Fornaro highlighted that Agencia Presentes has served as an inspiration for the emergence of other gender and human rights journalism organizations in the region. But she also underscored the fact that larger news outlets have begun to address LGBTQ+ issues more seriously.
“[Our news outlet] was also born to see if we could somehow spread these ways of doing journalism. We were interested in getting journalists from other media to become interested in the subject,” she said. “We are very happy to see that there is more and more space for training on sexual diversity and journalism, working closer to sexual diversity activism, to regional organizations that are the ones that bring us the stories and are the people who are fighting every day to create a fairer world. And for this to reach journalism is very important.”
This year the organization launched Escuela Presentes, a training department that systematizes the series of workshops it has been offering in recent years. In July it offered its first virtual workshop, “Journalism with a focus on gender and diversity,” in addition to offering a series of resources for people interested in covering LGBTQ+ issues.

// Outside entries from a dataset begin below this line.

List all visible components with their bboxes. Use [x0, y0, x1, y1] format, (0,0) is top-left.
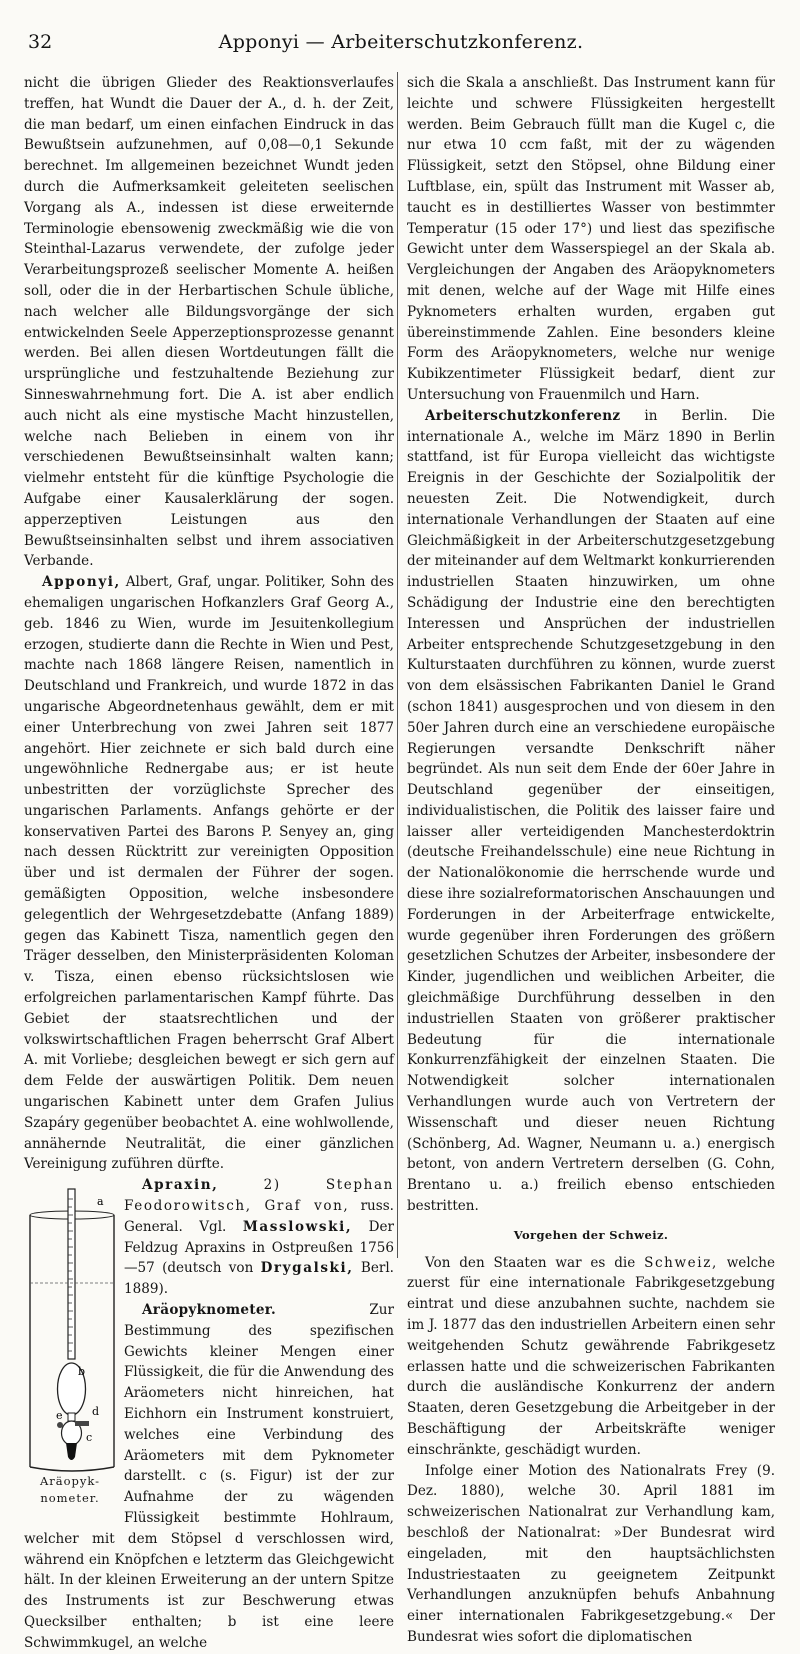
- fig-label-d: d: [92, 1405, 100, 1419]
- araeopyknometer-body: Zur Bestimmung des spezifischen Gewichts kleiner Mengen einer Flüssigkeit, die für die Anwendung des Aräometers nicht hinreichen, hat Eichhorn ein Instrument konstruiert, welches eine Verbindung des Aräometers mit dem Pyknometer darstellt. c (s. Figur) ist der zur Aufnahme der zu wägenden Flüssigkeit bestimmte Hohlraum, welcher mit dem Stöpsel d verschlossen wird, während ein Knöpfchen e letzterm das Gleichgewicht hält. In der kleinen Erweiterung an der untern Spitze des Instruments ist zur Beschwerung etwas Quecksilber enthalten; b ist eine leere Schwimmkugel, an welche: [24, 1302, 394, 1651]
- schweiz-emphasis: Schweiz,: [644, 1254, 718, 1271]
- section-subheading: Vorgehen der Schweiz.: [513, 1227, 669, 1242]
- caption-line-2: nometer.: [40, 1491, 100, 1506]
- right-column: [407, 73, 775, 1648]
- arbeiterschutzkonferenz-body: in Berlin. Die internationale A., welche im März 1890 in Berlin stattfand, ist für Europa vielleicht das wichtigste Ereignis in der Geschichte der Sozialpolitik der neuesten Zeit. Die Notwendigkeit, durch internationale Verhandlungen der Staaten auf eine Gleichmäßigkeit in der Arbeiterschutzgesetzgebung der miteinander auf dem Weltmarkt konkurrierenden industriellen Staaten hinzuwirken, um ohne Schädigung der Industrie eine den berechtigten Interessen und Ansprüchen der industriellen Arbeiter entsprechende Schutzgesetzgebung in den Kulturstaaten durchführen zu können, wurde zuerst von dem elsässischen Fabrikanten Daniel le Grand (schon 1841) ausgesprochen und von diesem in den 50er Jahren durch eine an verschiedene europäische Regierungen versandte Denkschrift näher begründet. Als nun seit dem Ende der 60er Jahre in Deutschland gegenüber der einseitigen, individualistischen, die Politik des laisser faire und laisser aller verteidigenden Manchesterdoktrin (deutsche Freihandelsschule) eine neue Richtung in der Nationalökonomie die herrschende wurde und diese ihre sozialreformatorischen Anschauungen und Forderungen in der Arbeiterfrage entwickelte, wurde gegenüber ihren Forderungen des größern gesetzlichen Schutzes der Arbeiter, insbesondere der Kinder, jugendlichen und weiblichen Arbeiter, die gleichmäßige Durchführung desselben in den industriellen Staaten von größerer praktischer Bedeutung für die internationale Konkurrenzfähigkeit der einzelnen Staaten. Die Notwendigkeit solcher internationalen Verhandlungen wurde auch von Vertretern der Wissenschaft und dieser neuen Richtung (Schönberg, Ad. Wagner, Neumann u. a.) energisch betont, von andern Vertretern derselben (G. Cohn, Brentano u. a.) freilich ebenso entschieden bestritten.: [407, 407, 775, 1215]
- araeopyknometer-continuation: sich die Skala a anschließt. Das Instrument kann für leichte und schwere Flüssigkeiten hergestellt werden. Beim Gebrauch füllt man die Kugel c, die nur etwa 10 ccm faßt, mit der zu wägenden Flüssigkeit, setzt den Stöpsel, ohne Bildung einer Luftblase, ein, spült das Instrument mit Wasser ab, taucht es in destilliertes Wasser von bestimmter Temperatur (15 oder 17°) und liest das spezifische Gewicht unter dem Wasserspiegel an der Skala ab. Vergleichungen der Angaben des Aräopyknometers mit denen, welche auf der Wage mit Hilfe eines Pyknometers erhalten wurden, ergaben gut übereinstimmende Zahlen. Eine besonders kleine Form des Aräopyknometers, welche nur wenige Kubikzentimeter Flüssigkeit bedarf, dient zur Untersuchung von Frauenmilch und Harn.: [407, 75, 775, 403]
- fig-label-c: c: [86, 1431, 93, 1445]
- araeopyknometer-illustration: [20, 1175, 122, 1475]
- apponyi-body: ungar. Politiker, Sohn des ehemaligen ungarischen Hofkanzlers Graf Georg A., geb. 1846 zu Wien, wurde im Jesuitenkollegium erzogen, studierte dann die Rechte in Wien und Pest, machte nach 1868 längere Reisen, namentlich in Deutschland und Frankreich, und wurde 1872 in das ungarische Abgeordnetenhaus gewählt, dem er mit einer Unterbrechung von zwei Jahren seit 1877 angehört. Hier zeichnete er sich bald durch eine ungewöhnliche Rednergabe aus; er ist heute unbestritten der vorzüglichste Sprecher des ungarischen Parlaments. Anfangs gehörte er der konservativen Partei des Barons P. Senyey an, ging nach dessen Rücktritt zur vereinigten Opposition über und ist dermalen der Führer der sogen. gemäßigten Opposition, welche insbesondere gelegentlich der Wehrgesetzdebatte (Anfang 1889) gegen das Kabinett Tisza, namentlich gegen den Träger desselben, den Ministerpräsidenten Koloman v. Tisza, einen ebenso rücksichtslosen wie erfolgreichen parlamentarischen Kampf führte. Das Gebiet der staatsrechtlichen und der volkswirtschaftlichen Fragen beherrscht Graf Albert A. mit Vorliebe; desgleichen bewegt er sich gern auf dem Felde der auswärtigen Politik. Dem neuen ungarischen Kabinett unter dem Grafen Julius Szapáry gegenüber beobachtet A. eine wohlwollende, annähernde Neutralität, die einer gänzlichen Vereinigung zuführen dürfte.: [24, 574, 394, 1173]
- headword-araeopyknometer: Aräopyknometer.: [142, 1302, 277, 1319]
- column-divider: [397, 72, 398, 1258]
- apponyi-name: Albert, Graf,: [120, 574, 212, 591]
- left-column: [24, 73, 394, 1654]
- page-header: [28, 31, 774, 57]
- araeopyknometer-figure: [20, 1175, 122, 1526]
- apraxin-ref-author: Masslowski,: [242, 1218, 353, 1235]
- fig-label-a: a: [97, 1195, 104, 1209]
- apperzeption-continuation: nicht die übrigen Glieder des Reaktionsverlaufes treffen, hat Wundt die Dauer der A., d. h. der Zeit, die man bedarf, um einen einfachen Eindruck in das Bewußtsein aufzunehmen, auf 0,08—0,1 Sekunde berechnet. Im allgemeinen bezeichnet Wundt jeden durch die Aufmerksamkeit geleiteten seelischen Vorgang als A., indessen ist diese erweiternde Terminologie ebensowenig zweckmäßig wie die von Steinthal-Lazarus verwendete, der zufolge jeder Verarbeitungsprozeß seelischer Momente A. heißen soll, oder die in der Herbartischen Schule übliche, nach welcher alle Bildungsvorgänge der sich entwickelnden Seele Apperzeptionsprozesse genannt werden. Bei allen diesen Wortdeutungen fällt die ursprüngliche und festzuhaltende Beziehung zur Sinneswahrnehmung fort. Die A. ist aber endlich auch nicht als eine mystische Macht hinzustellen, welche nach Belieben in einem von ihr verschiedenen Bewußtseinsinhalt walten kann; vielmehr entsteht für die künftige Psychologie die Aufgabe einer Kausalerklärung der sogen. apperzeptiven Leistungen aus den Bewußtseinsinhalten selbst und ihrem associativen Verbande.: [24, 75, 394, 570]
- paragraph-motion-frey: Infolge einer Motion des Nationalrats Frey (9. Dez. 1880), welche 30. April 1881 im schweizerischen Nationalrat zur Verhandlung kam, beschloß der Nationalrat: »Der Bundesrat wird eingeladen, mit den hauptsächlichsten Industriestaaten zu geeignetem Zeitpunkt Verhandlungen anzuknüpfen behufs Anbahnung einer internationalen Fabrikgesetzgebung.« Der Bundesrat wies sofort die diplomatischen: [407, 1462, 775, 1645]
- entry-apponyi: [24, 572, 394, 1175]
- apraxin-name: 2) Stephan Feodorowitsch, Graf von,: [124, 1177, 394, 1215]
- schweiz-text-a: Von den Staaten war es die: [425, 1254, 645, 1271]
- figure-caption: [20, 1473, 120, 1507]
- apraxin-body-1: russ. General. Vgl.: [124, 1198, 394, 1235]
- apraxin-body-2: Der Feldzug Apraxins in Ostpreußen 1756—57 (deutsch von: [124, 1218, 394, 1277]
- schweiz-text-b: welche zuerst für eine internationale Fabrikgesetzgebung eintrat und diese anzubahnen suchte, nachdem sie im J. 1877 das den industriellen Arbeitern einen sehr weitgehenden Schutz gewährende Fabrikgesetz erlassen hatte und die schweizerischen Fabrikanten durch die ausländische Konkurrenz der andern Staaten, deren Gesetzgebung die Arbeitgeber in der Beschäftigung der Arbeitskräfte weniger einschränkte, geschädigt wurden.: [407, 1254, 775, 1458]
- fig-label-e: e: [56, 1409, 63, 1423]
- paragraph-schweiz: [407, 1253, 775, 1461]
- apraxin-ref-translator: Drygalski,: [260, 1260, 354, 1277]
- apraxin-body-3: Berl. 1889).: [124, 1260, 394, 1298]
- page-number: 32: [28, 31, 53, 53]
- headword-arbeiterschutzkonferenz: Arbeiterschutzkonferenz: [425, 407, 621, 424]
- headword-apponyi: Apponyi,: [42, 574, 121, 591]
- caption-line-1: Aräopyk-: [39, 1474, 101, 1489]
- entry-arbeiterschutzkonferenz: [407, 406, 775, 1217]
- headword-apraxin: Apraxin,: [142, 1177, 219, 1194]
- running-title: Apponyi — Arbeiterschutzkonferenz.: [218, 31, 584, 53]
- fig-label-b: b: [78, 1365, 86, 1379]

Fornaro said that Agencia Presentes has begun to open its coverage to addressing other minorities beyond LGBTQ+ populations, such as Indigenous communities, Afro-descendant populations and people with disabilities, which have issues in common and can therefore be covered in an intersectional manner.
“We realized along the way that we had to start making more transversal cuts and that we are not just one thing, just one label, but that people intersect many identities,” she said, “Sometimes identity can help us focus, make us visible, but it also restricts us.”
In the face of polarization and hate speech, which are so prevalent in Latin America, one of the challenges for journalism, Fornaro said, is to bring diversity issues to people beyond niche audiences of alternative and specialized media, such as Agencia Presentes.
One way to get closer to this goal, she said, is to integrate people from these populations, whose rights have historically been violated and who have been underrepresented in the discourse, into newsrooms themselves.
Fornaro acknowledged that progress has been made as a result of the pressure that small newsrooms such as Agencia Presentes have exerted in the Latin American media ecosystem to promote fairer coverage of historically invisible populations.
“I think some efforts are yielding results and that is something to be celebrated,” Fornaro said. “We also have to think about how to include in coverage positive and luminous experiences that are not only about violence, crimes and violations of rights.”